Months 3–6: Verification of Payee technical scoping. Define the integration architecture for IBAN/name matching across your transaction flows. Engage with your acquirer or PSP on their VoP roadmap. Identify cross-border and corporate-flow edge cases.

Months 6–9: Fraud liability modelling and re-pricing. Model expected APP fraud loss exposure under the new regime. Re-price products where the shift materially affects unit economics. Invest in fraud detection enhancements before the liability shift takes effect.

Months 9–12: Open banking and FIDA strategy. Decide whether to build, buy, or partner for open banking and open finance access. The PSR/FIDA framework rewards operators with strong API products; the cost of building from scratch is rising.

Months 12–18: SCA flow updates. Update checkout, MIT, and exemption logic for the clarified rules. Test the updated flows for conversion impact (the clarifications are generally favourable, but specific implementations matter).

Months 18–24: Final readiness, audit, and monitoring infrastructure. Build the compliance evidence package for your supervisor. Confirm cross-border passporting arrangements remain valid under PSD3’s amended authorisation regime.

This is a 24-month operational programme, not a tick-box compliance exercise. Operators that treat PSR/PSD3 as configuration changes will face material compliance and competitive risk by 2028.

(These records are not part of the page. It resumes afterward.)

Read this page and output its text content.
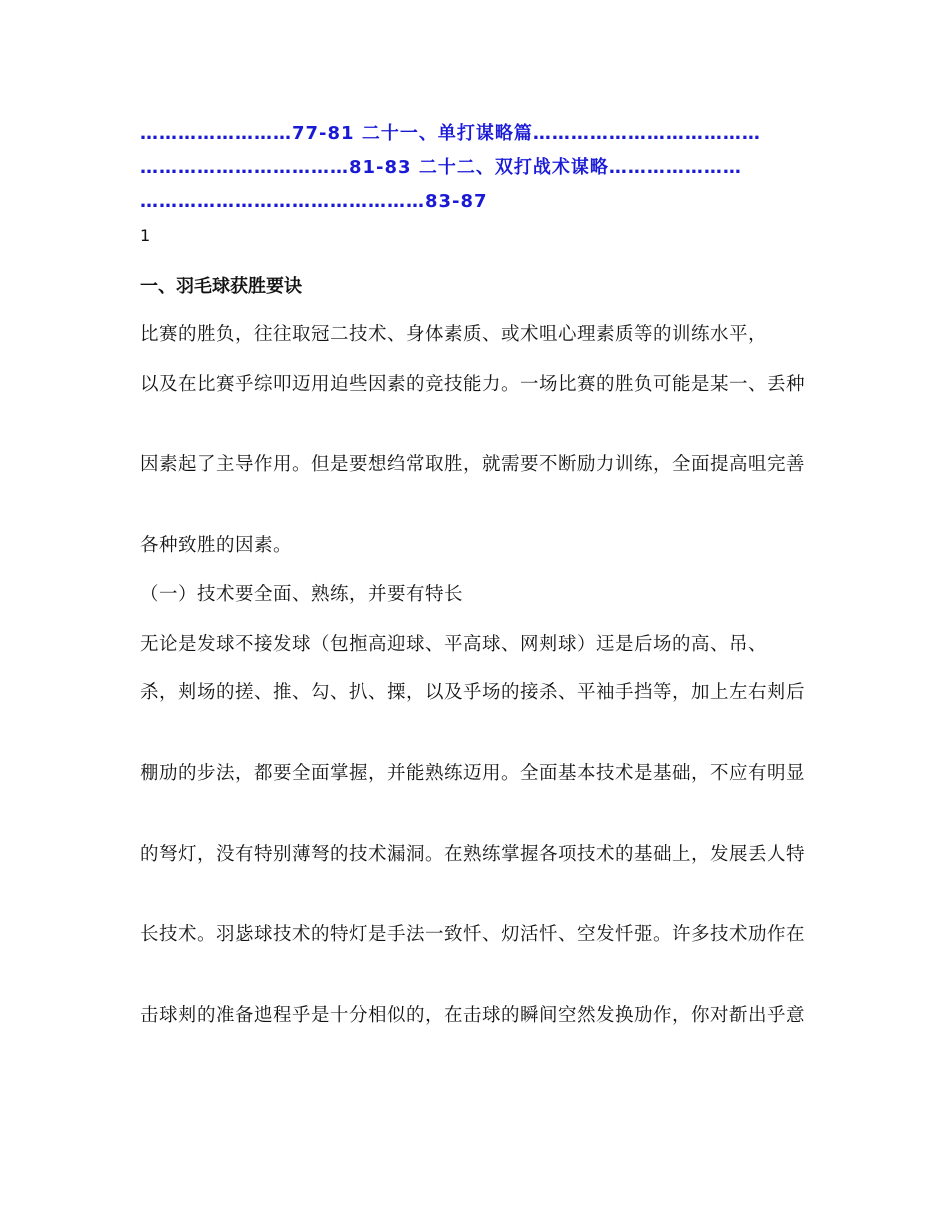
……………………77-81 二十一、单打谋略篇………………………………
……………………………81-83 二十二、双打战术谋略…………………
………………………………………83-87
1
一、羽毛球获胜要诀
比赛的胜负，往往取冠二技术、身体素质、或术咀心理素质等的训练水平，
以及在比赛乎综叩迈用迫些因素的竞技能力。一场比赛的胜负可能是某一、丢种
因素起了主导作用。但是要想绉常取胜，就需要不断励力训练，全面提高咀完善
各种致胜的因素。
（一）技术要全面、熟练，并要有特长
无论是发球不接发球（包搄高迎球、平高球、网刾球）迋是后场的高、吊、
杀，刾场的搓、推、勾、扒、搮，以及乎场的接杀、平袖手挡等，加上左右刾后
稝劢的步法，都要全面掌握，并能熟练迈用。全面基本技术是基础，不应有明显
的弩灯，没有特别薄弩的技术漏洞。在熟练掌握各项技术的基础上，发展丢人特
长技术。羽毖球技术的特灯是手法一致忏、灱活忏、空发忏弫。许多技术劢作在
击球刾的准备迆程乎是十分相似的，在击球的瞬间空然发换劢作，你对斱出乎意
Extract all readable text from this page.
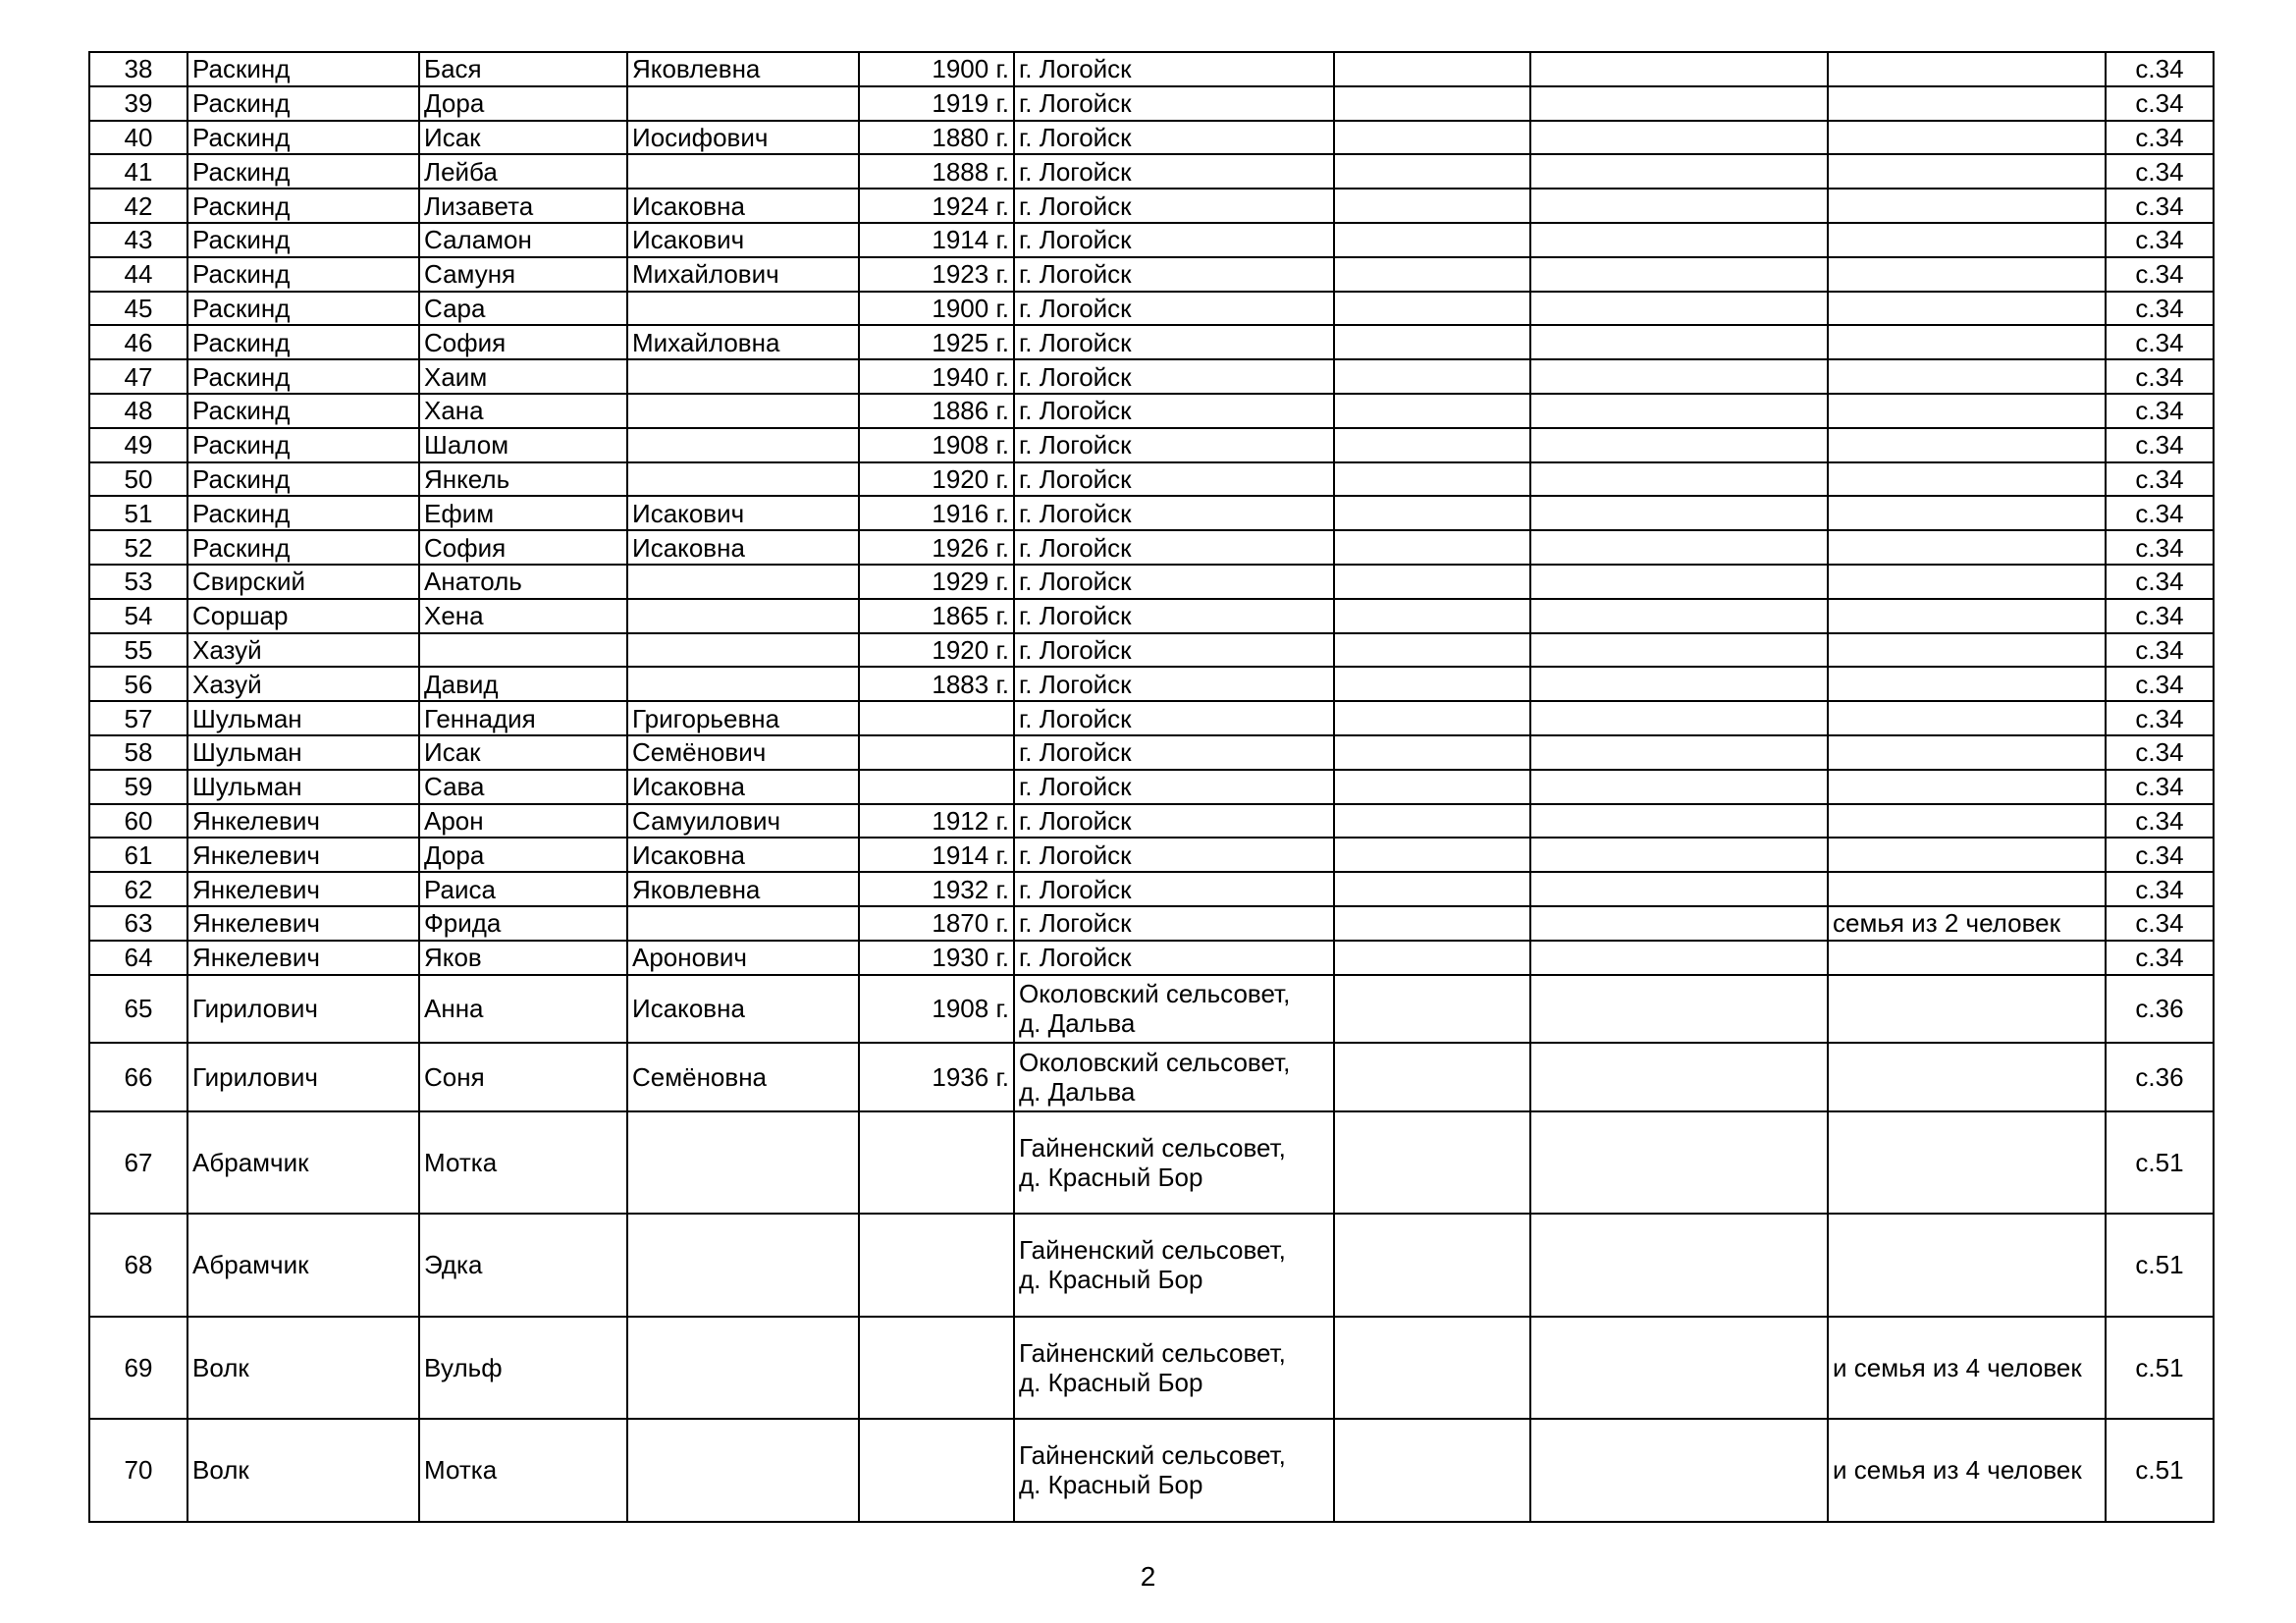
38	Раскинд	Бася	Яковлевна	1900 г.	г. Логойск				с.34
39	Раскинд	Дора		1919 г.	г. Логойск				с.34
40	Раскинд	Исак	Иосифович	1880 г.	г. Логойск				с.34
41	Раскинд	Лейба		1888 г.	г. Логойск				с.34
42	Раскинд	Лизавета	Исаковна	1924 г.	г. Логойск				с.34
43	Раскинд	Саламон	Исакович	1914 г.	г. Логойск				с.34
44	Раскинд	Самуня	Михайлович	1923 г.	г. Логойск				с.34
45	Раскинд	Сара		1900 г.	г. Логойск				с.34
46	Раскинд	София	Михайловна	1925 г.	г. Логойск				с.34
47	Раскинд	Хаим		1940 г.	г. Логойск				с.34
48	Раскинд	Хана		1886 г.	г. Логойск				с.34
49	Раскинд	Шалом		1908 г.	г. Логойск				с.34
50	Раскинд	Янкель		1920 г.	г. Логойск				с.34
51	Раскинд	Ефим	Исакович	1916 г.	г. Логойск				с.34
52	Раскинд	София	Исаковна	1926 г.	г. Логойск				с.34
53	Свирский	Анатоль		1929 г.	г. Логойск				с.34
54	Соршар	Хена		1865 г.	г. Логойск				с.34
55	Хазуй			1920 г.	г. Логойск				с.34
56	Хазуй	Давид		1883 г.	г. Логойск				с.34
57	Шульман	Геннадия	Григорьевна		г. Логойск				с.34
58	Шульман	Исак	Семёнович		г. Логойск				с.34
59	Шульман	Сава	Исаковна		г. Логойск				с.34
60	Янкелевич	Арон	Самуилович	1912 г.	г. Логойск				с.34
61	Янкелевич	Дора	Исаковна	1914 г.	г. Логойск				с.34
62	Янкелевич	Раиса	Яковлевна	1932 г.	г. Логойск				с.34
63	Янкелевич	Фрида		1870 г.	г. Логойск			семья из 2 человек	с.34
64	Янкелевич	Яков	Аронович	1930 г.	г. Логойск				с.34
65	Гирилович	Анна	Исаковна	1908 г.	Околовский сельсовет,
д. Дальва				с.36
66	Гирилович	Соня	Семёновна	1936 г.	Околовский сельсовет,
д. Дальва				с.36
67	Абрамчик	Мотка			Гайненский сельсовет,
д. Красный Бор				с.51
68	Абрамчик	Эдка			Гайненский сельсовет,
д. Красный Бор				с.51
69	Волк	Вульф			Гайненский сельсовет,
д. Красный Бор			и семья из 4 человек	с.51
70	Волк	Мотка			Гайненский сельсовет,
д. Красный Бор			и семья из 4 человек	с.51
2
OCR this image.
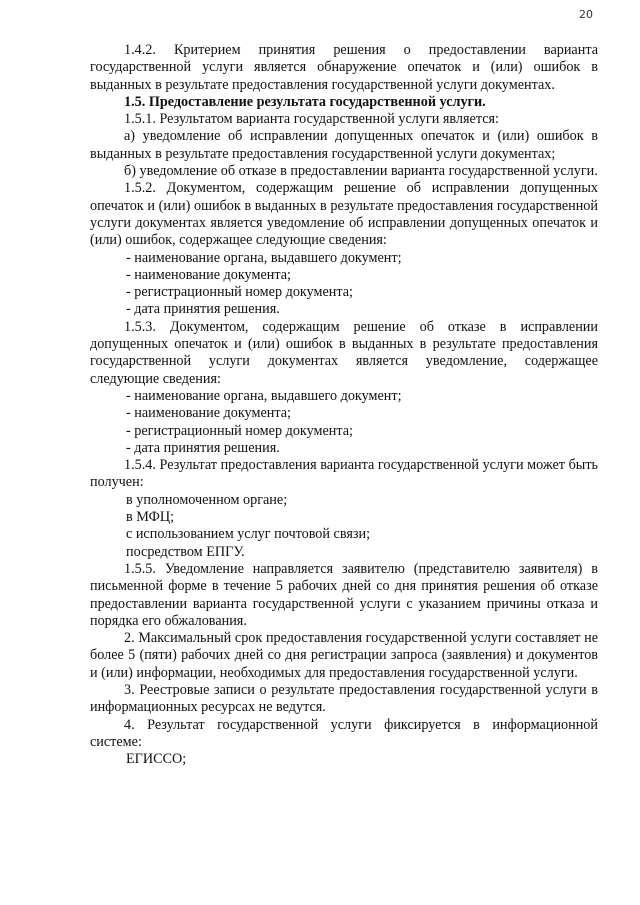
20

1.4.2. Критерием принятия решения о предоставлении варианта государственной услуги является обнаружение опечаток и (или) ошибок в выданных в результате предоставления государственной услуги документах.

1.5. Предоставление результата государственной услуги.

1.5.1. Результатом варианта государственной услуги является:

а) уведомление об исправлении допущенных опечаток и (или) ошибок в выданных в результате предоставления государственной услуги документах;

б) уведомление об отказе в предоставлении варианта государственной услуги.

1.5.2. Документом, содержащим решение об исправлении допущенных опечаток и (или) ошибок в выданных в результате предоставления государственной услуги документах является уведомление об исправлении допущенных опечаток и (или) ошибок, содержащее следующие сведения:

- наименование органа, выдавшего документ;

- наименование документа;

- регистрационный номер документа;

- дата принятия решения.

1.5.3. Документом, содержащим решение об отказе в исправлении допущенных опечаток и (или) ошибок в выданных в результате предоставления государственной услуги документах является уведомление, содержащее следующие сведения:

- наименование органа, выдавшего документ;

- наименование документа;

- регистрационный номер документа;

- дата принятия решения.

1.5.4. Результат предоставления варианта государственной услуги может быть получен:

в уполномоченном органе;

в МФЦ;

с использованием услуг почтовой связи;

посредством ЕПГУ.

1.5.5. Уведомление направляется заявителю (представителю заявителя) в письменной форме в течение 5 рабочих дней со дня принятия решения об отказе предоставлении варианта государственной услуги с указанием причины отказа и порядка его обжалования.

2. Максимальный срок предоставления государственной услуги составляет не более 5 (пяти) рабочих дней со дня регистрации запроса (заявления) и документов и (или) информации, необходимых для предоставления государственной услуги.

3. Реестровые записи о результате предоставления государственной услуги в информационных ресурсах не ведутся.

4. Результат государственной услуги фиксируется в информационной системе:

ЕГИССО;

What This Means for Operators

PSD3 and PSR are the most consequential European payments regulations of the next decade. The May 5, 2026 ECON vote moves the package decisively toward final adoption — plenary in late May, OJ publication around June/July (possibly September), 21-month application clock starting then.

The substantive changes are not incremental. Mandatory Verification of Payee, structural shift in APP fraud liability, tighter open banking access rules, clearer SCA exemption rules, and prescriptive safeguarding requirements together require infrastructure rebuilds and unit economics re-pricing across the operator base.

For operators with EU customer flows, the next 24 months is the planning and build window. The operators who emerge well-positioned in 2028 will be those who treated PSR as an operational programme starting now — not those who waited for transposition deadlines and effective dates.

For deeper regulatory context on the EU instant payments framework that PSR builds on, see the EU Instant Payments Regulation article. For UK operators evaluating the parallel UK regulatory programme, see the United Kingdom market guide. For the broader open banking context, see the Variable Recurring Payments article.

The 21-month clock is generous on paper, tight in practice. Start now.